German Chancellor Angela Merkel made no demands about the border in the event of a no-deal Brexit during a meeting with Taoiseach Leo Varadkar at Farmleigh House in Dublin on Thursday.
Sources said Dr Merkel accepted Mr Varadkar’s assurances that Ireland would protect the single market and the two leaders discussed how to avoid a no-deal outcome next week.
Dr Merkel struck a conciliatory note, and repeatedly expressed her determination to avoid a no-deal outcome.
It’s a real privilege to welcome Chancellor Angela Merkel to Ireland today. We’re meeting people from Ireland North and South to hear why we must avoid the return of any hard border and secure an orderly #Brexit pic.twitter.com/22HrwvUpIP
— Leo Varadkar (@LeoVaradkar) April 4, 2019
“Let me say, we will simply have to be able do this. We must be successful,” she told journalists at a press conference after the meeting, adding “where there’s a will there’s a way”.
Dr Merkel spoke warmly of her meeting with a number of people from the North and border areas who also met with her to talk about the effects of a hard border in Ireland in the past, and the potential consequences in the future.
“For 34 years I lived behind the Iron Curtain so I know only too well what it means once borders vanish, once walls fall,” she said.
Dr Merkel was on a brief visit to Dublin as the clock counts down to the emergency EU summit next week, to be held just two days before the UK is due to leave the EU.
The UK says it will ask for another extension but other European leaders have made it clear that the UK must pass the withdrawal agreement through the House of Commons before an extension is granted.
Speculation
Dr Merkel said she would not speculate on what would happen next week if the UK does not pass the withdrawal deal.
“But we will have to see what happens.”
Mr Varadkar pledged that Ireland would not become “a back door to the single market after a hard Brexit”.
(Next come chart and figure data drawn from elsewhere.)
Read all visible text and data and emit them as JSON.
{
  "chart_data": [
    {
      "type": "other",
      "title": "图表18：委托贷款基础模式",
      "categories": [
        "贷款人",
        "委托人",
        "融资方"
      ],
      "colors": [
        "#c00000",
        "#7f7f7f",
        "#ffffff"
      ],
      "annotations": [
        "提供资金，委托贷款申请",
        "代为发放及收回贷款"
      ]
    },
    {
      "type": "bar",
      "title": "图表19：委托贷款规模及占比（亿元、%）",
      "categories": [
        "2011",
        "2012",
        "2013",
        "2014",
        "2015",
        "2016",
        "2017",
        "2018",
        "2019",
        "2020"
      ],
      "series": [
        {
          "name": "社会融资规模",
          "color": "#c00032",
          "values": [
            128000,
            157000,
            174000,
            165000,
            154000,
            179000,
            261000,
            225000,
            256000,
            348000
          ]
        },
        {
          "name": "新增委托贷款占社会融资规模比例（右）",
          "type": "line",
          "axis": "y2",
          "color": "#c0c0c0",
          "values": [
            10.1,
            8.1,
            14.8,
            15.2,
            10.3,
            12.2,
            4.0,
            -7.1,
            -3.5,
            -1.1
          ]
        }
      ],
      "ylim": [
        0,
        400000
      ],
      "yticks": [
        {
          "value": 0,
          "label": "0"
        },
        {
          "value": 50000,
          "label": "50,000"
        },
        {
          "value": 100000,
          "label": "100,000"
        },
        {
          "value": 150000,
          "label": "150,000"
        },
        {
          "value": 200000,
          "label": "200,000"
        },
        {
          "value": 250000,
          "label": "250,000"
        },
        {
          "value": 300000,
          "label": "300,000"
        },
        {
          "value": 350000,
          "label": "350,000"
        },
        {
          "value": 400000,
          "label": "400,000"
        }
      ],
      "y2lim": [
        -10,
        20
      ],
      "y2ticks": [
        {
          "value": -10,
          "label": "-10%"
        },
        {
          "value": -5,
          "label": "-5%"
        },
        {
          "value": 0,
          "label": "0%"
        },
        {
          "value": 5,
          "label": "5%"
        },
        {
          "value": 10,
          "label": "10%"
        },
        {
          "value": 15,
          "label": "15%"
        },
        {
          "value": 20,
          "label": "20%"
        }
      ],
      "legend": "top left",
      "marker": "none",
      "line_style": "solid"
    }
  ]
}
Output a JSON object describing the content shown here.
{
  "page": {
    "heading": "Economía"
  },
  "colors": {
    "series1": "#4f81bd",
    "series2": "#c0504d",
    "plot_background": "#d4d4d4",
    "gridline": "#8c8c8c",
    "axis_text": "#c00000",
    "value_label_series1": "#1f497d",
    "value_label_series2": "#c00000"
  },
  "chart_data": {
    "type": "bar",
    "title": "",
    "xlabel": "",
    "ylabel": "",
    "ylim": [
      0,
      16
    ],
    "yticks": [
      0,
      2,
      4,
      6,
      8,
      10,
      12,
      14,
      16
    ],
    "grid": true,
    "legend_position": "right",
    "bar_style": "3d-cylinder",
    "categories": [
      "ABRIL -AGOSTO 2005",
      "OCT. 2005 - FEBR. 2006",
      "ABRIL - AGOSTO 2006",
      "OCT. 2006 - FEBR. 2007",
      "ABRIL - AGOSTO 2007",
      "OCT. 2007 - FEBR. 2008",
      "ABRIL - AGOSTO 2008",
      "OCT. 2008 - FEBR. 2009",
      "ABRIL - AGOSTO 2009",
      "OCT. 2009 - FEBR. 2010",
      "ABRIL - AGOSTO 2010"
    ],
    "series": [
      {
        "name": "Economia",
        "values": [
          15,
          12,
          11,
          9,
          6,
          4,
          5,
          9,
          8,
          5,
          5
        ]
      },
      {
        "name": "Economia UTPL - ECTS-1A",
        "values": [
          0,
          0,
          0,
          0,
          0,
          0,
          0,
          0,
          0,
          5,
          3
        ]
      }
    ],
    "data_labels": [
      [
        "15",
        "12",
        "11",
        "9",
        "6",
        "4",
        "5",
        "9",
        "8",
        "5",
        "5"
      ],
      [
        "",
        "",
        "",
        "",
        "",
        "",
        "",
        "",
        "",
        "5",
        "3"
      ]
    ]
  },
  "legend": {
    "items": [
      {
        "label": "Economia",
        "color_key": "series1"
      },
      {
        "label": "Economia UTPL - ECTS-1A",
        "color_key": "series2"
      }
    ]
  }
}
He again stressed the Government’s determination to meet the twin objectives of keeping an open border and protecting the single market in the event of a no-deal Brexit, but admitted that there was no plan ready to deal with all the fallout from such an event.
Earlier in the day, Dr Merkel also met a group of people from the North and Border areas who impressed on her the effects of a hard border in Ireland in the past, and the potential consequences in the future.
Among them were Peter Sheridan, chief executive of Co-operation Ireland and a former assistant chief constable with the PSNI; Tanya McCamphill, a Derry native who was a campaign co-ordinator for the Irish for Europe campaign during the EU Referendum and who set up the Derry Girls Against Borders civic campaign; Senator Ian Marshall, the first Ulster Unionist Senator elected to the Seanad , a former President of the Ulster Farmers Union and a full time dairy farmer for over 30 years; peace workers from Belfast and Derry who lost close family members in bomb attacks and a businessman from Co Monaghan.